Membrane cholesterol regulates inhibition and substrate transport by the glycine transporter, GlyT2.

Membrane cholesterol binds to and modulates the function of various SLC6 neurotransmitter transporters, including stabilizing the outward-facing conformation of the dopamine and serotonin transporters. Here, we investigate how cholesterol binds to GlyT2 (SLC6A5), modulates glycine transport rate, and influences bioactive lipid inhibition of GlyT2. Bioactive lipid inhibitors are analgesics that bind to an allosteric site accessible from the extracellular solution when GlyT2 adopts an outward-facing conformation. Using molecular dynamics simulations, mutagenesis, and cholesterol depletion experiments, we show that bioactive lipid inhibition of glycine transport is modulated by the recruitment of membrane cholesterol to a binding site formed by transmembrane helices 1, 5, and 7. Recruitment involves cholesterol flipping from its membrane orientation, and insertion of the 3' hydroxyl group into the cholesterol binding cavity, close to the allosteric site. The synergy between cholesterol and allosteric inhibitors provides a novel mechanism of inhibition and a potential avenue for the development of potent GlyT2 inhibitors as alternative therapeutics for the treatment of neuropathic pain and therapeutics that target other SLC6 transporters.

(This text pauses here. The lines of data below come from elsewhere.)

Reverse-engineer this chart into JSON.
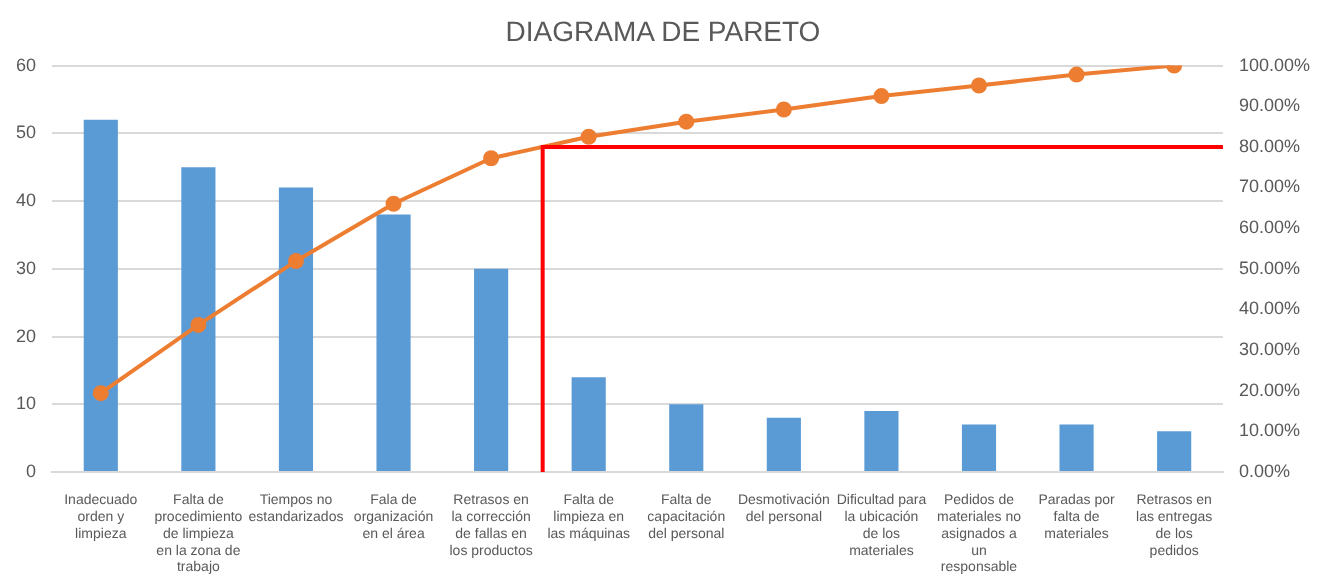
{
  "chart_data": {
    "type": "bar",
    "title": "DIAGRAMA DE PARETO",
    "categories": [
      "Inadecuado orden y limpieza",
      "Falta de procedimiento de limpieza en la zona de trabajo",
      "Tiempos no estandarizados",
      "Fala de organización en el área",
      "Retrasos en la corrección de fallas en los productos",
      "Falta de limpieza en las máquinas",
      "Falta de capacitación del personal",
      "Desmotivación del personal",
      "Dificultad para la ubicación de los materiales",
      "Pedidos de materiales no asignados a un responsable",
      "Paradas por falta de materiales",
      "Retrasos en las entregas de los pedidos"
    ],
    "series": [
      {
        "type": "bar",
        "color": "#5b9bd5",
        "values": [
          52,
          45,
          42,
          38,
          30,
          14,
          10,
          8,
          9,
          7,
          7,
          6
        ]
      },
      {
        "type": "line",
        "axis": "y2",
        "color": "#ed7d31",
        "marker": "circle",
        "values": [
          19.4,
          36.2,
          51.9,
          66.0,
          77.2,
          82.5,
          86.2,
          89.2,
          92.5,
          95.1,
          97.8,
          100
        ]
      }
    ],
    "ylim": [
      0,
      60
    ],
    "yticks": [
      0,
      10,
      20,
      30,
      40,
      50,
      60
    ],
    "y2lim": [
      0,
      100
    ],
    "y2ticks": [
      {
        "value": 0,
        "label": "0.00%"
      },
      {
        "value": 10,
        "label": "10.00%"
      },
      {
        "value": 20,
        "label": "20.00%"
      },
      {
        "value": 30,
        "label": "30.00%"
      },
      {
        "value": 40,
        "label": "40.00%"
      },
      {
        "value": 50,
        "label": "50.00%"
      },
      {
        "value": 60,
        "label": "60.00%"
      },
      {
        "value": 70,
        "label": "70.00%"
      },
      {
        "value": 80,
        "label": "80.00%"
      },
      {
        "value": 90,
        "label": "90.00%"
      },
      {
        "value": 100,
        "label": "100.00%"
      }
    ],
    "ref_lines": [
      {
        "axis": "y2",
        "value": 80,
        "color": "#ff0000"
      }
    ],
    "grid": "y",
    "legend": false
  }
}
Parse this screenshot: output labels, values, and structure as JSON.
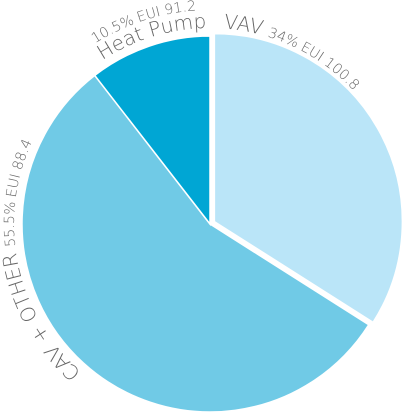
{
  "chart_data": {
    "type": "pie",
    "categories": [
      "VAV",
      "CAV + OTHER",
      "Heat Pump"
    ],
    "values": [
      34,
      55.5,
      10.5
    ],
    "value_labels": [
      "34%",
      "55.5%",
      "10.5%"
    ],
    "eui_labels": [
      "EUI 100.8",
      "EUI 88.4",
      "EUI 91.2"
    ],
    "colors": [
      "#bae5f8",
      "#70cae6",
      "#00a6d4"
    ]
  }
}
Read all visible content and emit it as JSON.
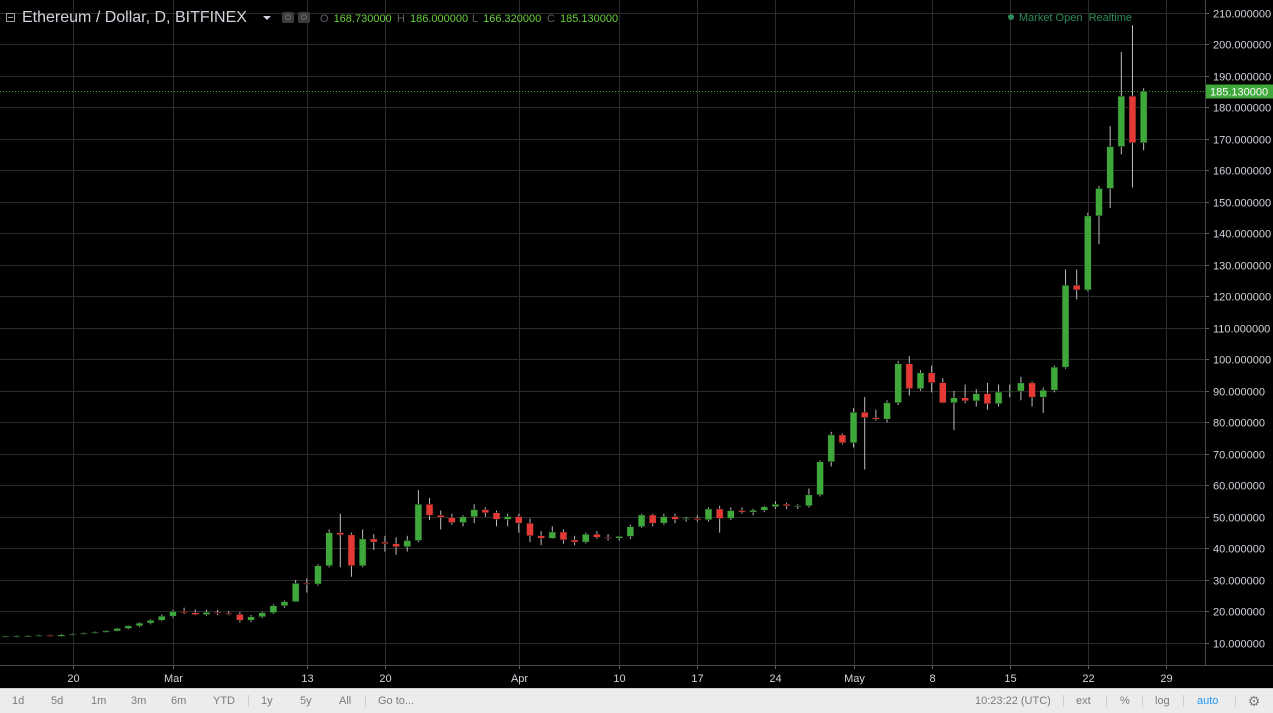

Glycine Transporter 2: Mechanism and Allosteric Modulation.

Neurotransmitter sodium symporters (NSS) are a subfamily of SLC6 transporters responsible for regulating neurotransmitter signalling. They are a major target for psychoactive substances including antidepressants and drugs of abuse, prompting substantial research into their modulation and structure-function dynamics. Recently, a series of allosteric transport inhibitors have been identified, which may reduce side effect profiles, compared to orthosteric inhibitors. Allosteric inhibitors are also likely to provide different clearance kinetics compared to competitive inhibitors and potentially better clinical outcomes. Crystal structures and homology models have identified several allosteric modulatory sites on NSS including the vestibule allosteric site (VAS), lipid allosteric site (LAS) and cholesterol binding site (CHOL1). Whilst the architecture of eukaryotic NSS is generally well conserved there are differences in regions that form the VAS, LAS, and CHOL1. Here, we describe ligand-protein interactions that stabilize binding in each allosteric site and explore how differences between transporters could be exploited to generate NSS specific compounds with an emphasis on GlyT2 modulation.